Renoir, Rembrandt, Roerich and how not to die


We have art in order not to die from the truth – Nietzsche

Too much art talk in my head these days. First, the Girl presented me with a watering can on Mother’s Day - a cute, pint-sized, pink watering can that does not water and my sister remarked, ‘Now you’re a girl with a watering can!’

It struck me how easy it is for my elder sisters to delve into memories and come up with stuff my memory seems to have fogged away (half of it I don't know anyway). But since the mention, it kept running into my head – the watering can, the girl, the blue dress, the frizzy blond hair – the painting my friends came to look at when we were the age of the girl in the painting. 

Renoir’s, A Girl with a Watering Can

It also has to do with reading Donna Tartt’s, The Goldfinch – a baby elephant of a book – at one go, it was so demandingly unputdownable and all the while thinking: how Papa would have loved this!

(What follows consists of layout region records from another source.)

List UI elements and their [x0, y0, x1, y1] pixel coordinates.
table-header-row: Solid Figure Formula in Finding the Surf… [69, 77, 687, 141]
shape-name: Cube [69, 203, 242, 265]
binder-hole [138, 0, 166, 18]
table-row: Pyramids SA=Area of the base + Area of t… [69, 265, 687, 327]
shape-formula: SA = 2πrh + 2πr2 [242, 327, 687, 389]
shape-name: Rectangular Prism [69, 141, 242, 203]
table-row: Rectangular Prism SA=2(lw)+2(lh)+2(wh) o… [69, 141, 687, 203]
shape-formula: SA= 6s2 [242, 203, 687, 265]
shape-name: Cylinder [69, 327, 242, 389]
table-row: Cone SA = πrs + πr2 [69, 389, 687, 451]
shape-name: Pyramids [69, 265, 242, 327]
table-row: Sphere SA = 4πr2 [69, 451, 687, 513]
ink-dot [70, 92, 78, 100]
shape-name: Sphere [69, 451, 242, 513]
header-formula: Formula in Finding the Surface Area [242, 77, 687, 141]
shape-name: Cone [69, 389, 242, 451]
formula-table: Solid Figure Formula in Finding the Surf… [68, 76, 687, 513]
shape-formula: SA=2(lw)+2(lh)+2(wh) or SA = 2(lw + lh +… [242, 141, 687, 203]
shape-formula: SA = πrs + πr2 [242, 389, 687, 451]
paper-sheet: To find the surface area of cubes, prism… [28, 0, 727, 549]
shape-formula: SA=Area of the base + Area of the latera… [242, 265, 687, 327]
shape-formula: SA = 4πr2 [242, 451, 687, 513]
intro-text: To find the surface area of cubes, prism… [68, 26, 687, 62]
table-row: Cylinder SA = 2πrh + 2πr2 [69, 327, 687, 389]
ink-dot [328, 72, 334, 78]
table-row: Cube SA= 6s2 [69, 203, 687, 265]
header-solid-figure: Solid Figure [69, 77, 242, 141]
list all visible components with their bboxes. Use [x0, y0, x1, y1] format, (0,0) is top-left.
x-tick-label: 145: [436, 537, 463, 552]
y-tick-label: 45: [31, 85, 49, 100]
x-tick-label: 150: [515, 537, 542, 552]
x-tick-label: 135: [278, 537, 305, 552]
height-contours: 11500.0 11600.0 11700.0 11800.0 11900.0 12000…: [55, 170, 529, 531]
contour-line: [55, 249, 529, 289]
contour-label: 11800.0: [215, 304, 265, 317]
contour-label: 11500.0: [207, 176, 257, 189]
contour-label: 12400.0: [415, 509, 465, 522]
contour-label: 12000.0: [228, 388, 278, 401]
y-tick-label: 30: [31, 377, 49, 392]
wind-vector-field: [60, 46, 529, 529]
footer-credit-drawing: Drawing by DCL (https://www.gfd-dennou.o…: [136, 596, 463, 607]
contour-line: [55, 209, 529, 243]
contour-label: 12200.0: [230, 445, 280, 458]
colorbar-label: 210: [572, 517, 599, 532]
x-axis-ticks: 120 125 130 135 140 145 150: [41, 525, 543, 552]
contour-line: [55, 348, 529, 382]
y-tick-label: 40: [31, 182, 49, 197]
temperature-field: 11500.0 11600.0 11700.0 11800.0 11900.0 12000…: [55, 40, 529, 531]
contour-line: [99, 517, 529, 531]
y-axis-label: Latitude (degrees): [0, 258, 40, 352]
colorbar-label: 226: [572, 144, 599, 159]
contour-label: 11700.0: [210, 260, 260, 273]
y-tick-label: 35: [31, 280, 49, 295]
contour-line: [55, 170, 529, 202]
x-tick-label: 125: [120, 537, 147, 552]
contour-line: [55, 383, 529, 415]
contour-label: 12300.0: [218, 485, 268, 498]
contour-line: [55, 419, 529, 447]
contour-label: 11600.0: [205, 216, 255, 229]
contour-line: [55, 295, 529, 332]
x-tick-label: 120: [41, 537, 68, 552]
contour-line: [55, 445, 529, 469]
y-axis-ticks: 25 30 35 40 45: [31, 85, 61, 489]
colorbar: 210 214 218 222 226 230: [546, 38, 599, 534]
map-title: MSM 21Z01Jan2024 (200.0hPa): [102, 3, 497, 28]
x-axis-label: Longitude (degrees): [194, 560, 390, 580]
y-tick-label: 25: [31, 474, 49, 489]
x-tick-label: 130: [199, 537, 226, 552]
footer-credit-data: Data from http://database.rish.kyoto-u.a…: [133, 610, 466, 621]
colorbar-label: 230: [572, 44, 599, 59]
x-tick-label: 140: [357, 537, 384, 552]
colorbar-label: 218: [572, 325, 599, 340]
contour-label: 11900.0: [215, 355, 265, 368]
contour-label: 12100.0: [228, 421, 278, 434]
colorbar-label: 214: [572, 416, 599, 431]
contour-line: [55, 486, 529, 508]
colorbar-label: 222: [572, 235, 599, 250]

It’s strange how one grows up with things around them that emerge so achingly significant only when they’re all gone. Some famous paintings were on the walls of our home forever. Papa had brought prints of many that he fancied as a student in Amreeka. 


I have spent hours looking at this Siegfried and the Rhine Maidens by Albert Pinkham Ryder. There was so much mystery in this scene. There was also a story that he told, it awed us but I couldn’t remember it.  I spun my own tales – these were washerwomen washing clothes and themselves in a forest river unaware of the man approaching them on horseback (they must be chattering over the big wind that seems to sway the trees). The real story, here

And then there was Rembrandt’s Aristotle with the bust of Homer, which was lost to dampness in later years. The only addition that was made to these was one self-portrait by Amrita Sher-gil.


I learnt of art, literature and history like it was never taught during my evening walks with Papa. We had moved to town and walks were through a slum where men sat on their haunches in circles; scruffy-nosed, naked-bottomed kids ran whacking worn two-wheeler tyres; skipping over cow dung and worse, we came to the urban Lego houses with young boys and girls leaning over gates; pressure cooker whistles and lone old men on culvert puliyas. We walked, Papa talked. I listened, sometimes got lost in mine own thoughts and forgot to. 

When through the bend in the street we came to the main road, and to a particular white house with a neat mehndi hedge, I sensed a slowing of his step, a slight turn of head – just so. Nothing so obvious I could ask.

Then one day to give way to a passing bus, we were stalled right in front of the white house. He said urgently, ‘Look at the painting’. Through the open window, I saw the abstract on the wall – a scarlet sun. Whether it was the yellow evening glow inside the house or its seemingly calm isolation from the  noisy, crowded road right across – it was surreal – the entire setting. 

When I moved to Delhi, Papa would take me to the National Gallery of Modern Art. Sometimes I was reluctant because I had other stuff to do that he thought little of. But there I discovered Roerich and his Himalayas. It was in Bangalore that I first heard of the Tataguni Estate and declared that I would be there the day it opens to public. And on that most beautiful October Sunday, when most wonderfully, we had Mummy with us, we rode down to the beautiful world of Devika Rani and Svetoslav Roerich. 

Here’s news report from then and pictures of our visit.

Times of India, Oct 2004: BANGALORE: The gloom is lifting. But for the Roerichs' pet dogs which no one kept track of, the 468-acre Tataguni Estate has been restored almost to its old glory, even as it was thrown open to the public on Sunday to mark the centenary of Russian painter Svetoslav Roerich.

The house and studio have been renovated; Roerich's 1948 Chevrolet restored to running condition and painted a spanking blue. The linolae factory is functional again and swans preen themselves in the re-done lake. The only shadow on the centenary celebrations, which was launched at the estate, was the pending Supreme Court judgment on the Karnataka government decision to acquire the Roerich Estate.